In short, I shallow copy a list, then modify one of its elements, but the change is not reflected in the other list, despite almost every resource saying that they are just two references to the same object, and any change in one should be reflected in the other one.

P.S. I have already checked out questions like this one that clarify the differences b/w shallow and deep copy. My question is why despite those theories, sometimes shallow-copy behaves like deep-copy.

    List<Integer> lst1 = new ArrayList<>();
    lst1.add(2);
    lst1.add(6);
    lst1.add(1);
    lst1.add(4);
    lst1.add(9);
    lst1.add(5);

    List<Integer> lst2 = new ArrayList<>(lst1);
    lst1.set(0, 3);

    System.out.println("lst1 = " + lst1);
    System.out.println("lst2 = " + lst2);

result:

lst1 = [3, 6, 1, 4, 9, 5]

lst2 = [2, 6, 1, 4, 9, 5]

Answer 1

What you have is a shallow copy, yes, but any copy will show the change you describe. If it weren't a copy at all, it'd show that change, e.g. List<Integer> lst2 = lst1;.

The difference between a shallow and a deep copy is what happens to mutable elements in the array. Here is an example that shows the difference between a shallow and a deep copy.

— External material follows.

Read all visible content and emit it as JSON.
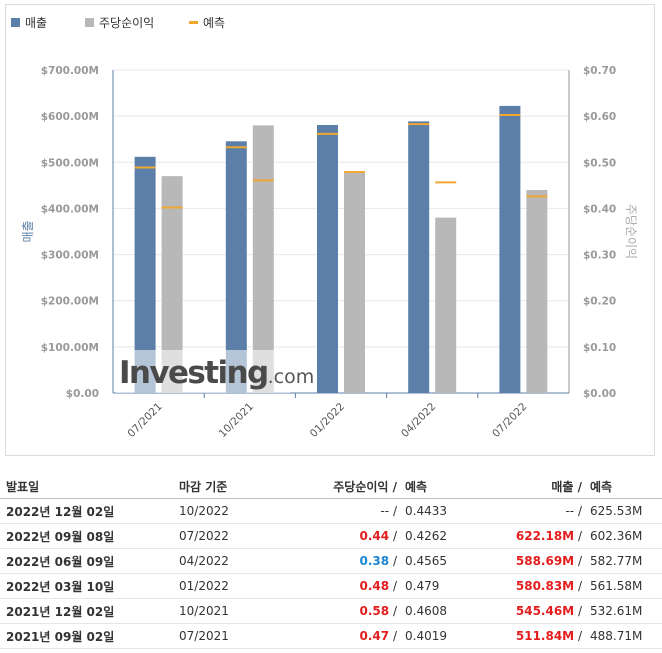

List<List<Integer>> lst1 = new ArrayList<>();
lst1.add(new ArrayList<>(Arrays.asList(5)));
System.out.println(lst1); // [[5]]
List<List<Integer>> lstShallowCopy = new ArrayList<>(lst1); // shallow copy
List<List<Integer>> lstDeepCopy = lst1.stream()
   .map(ArrayList::new)
   .collect(toList()); // deep copy
List<List<Integer>> lstNotACopy = lst1; // not a copy at all

lst1.get(0).add(6);
lst1.add(Arrays.asList(7));

System.out.println(lst1); // [[5, 6], [7]]
System.out.println(lstShallowCopy); 
  // [[5, 6]]: shows modifications to the original elements, but 
  // doesn't include new elements
System.out.println(lstDeepCopy); // [[5]]
  // shows no modifications at all
System.out.println(lstNotACopy); // [[5, 6], [7]]
  // shows all modifications

Answer 2

There seems to be a confusion as to what deep-copy and shallow-copy means.

A shallow copy is a new list that contains the same objects. You can prove that this is what happens like so:

List<AtomicBoolean> a = Arrays.asList(new AtomicBoolean(true));
List<AtomicBoolean> b = new ArrayList<>(a);
b.get(0).set(false);
a == b // false
a.get(0) == a.get(b) // true

a and b are difference lists, but they contain all the same objects.

A deep copy requires copying all the objects in the list. In this case it would be:

List<AtomicBoolean> b = a.stream().map(value -> new AtomicBoolean(value.get())).collect(toList());

However, note that since int is immutable, there is no difference between a shallow copy and a deep copy.

Also note that a shallow copy is still a different object, and that change its properties does not reflect on the original object. In your case, calling .set changes the copy only.

Answer 3

The new keyword causes a brand new List to be created, since you are assigning lst2 to a new list. Any time the new keyword is used, a brand new object is created that hasn't before been referenced. Since lst2 is instantiated to a new list, this new list has its own space in memory separate from the previous list.

Separately, if your list contained references to mutable objects, not integers, that would be a different story.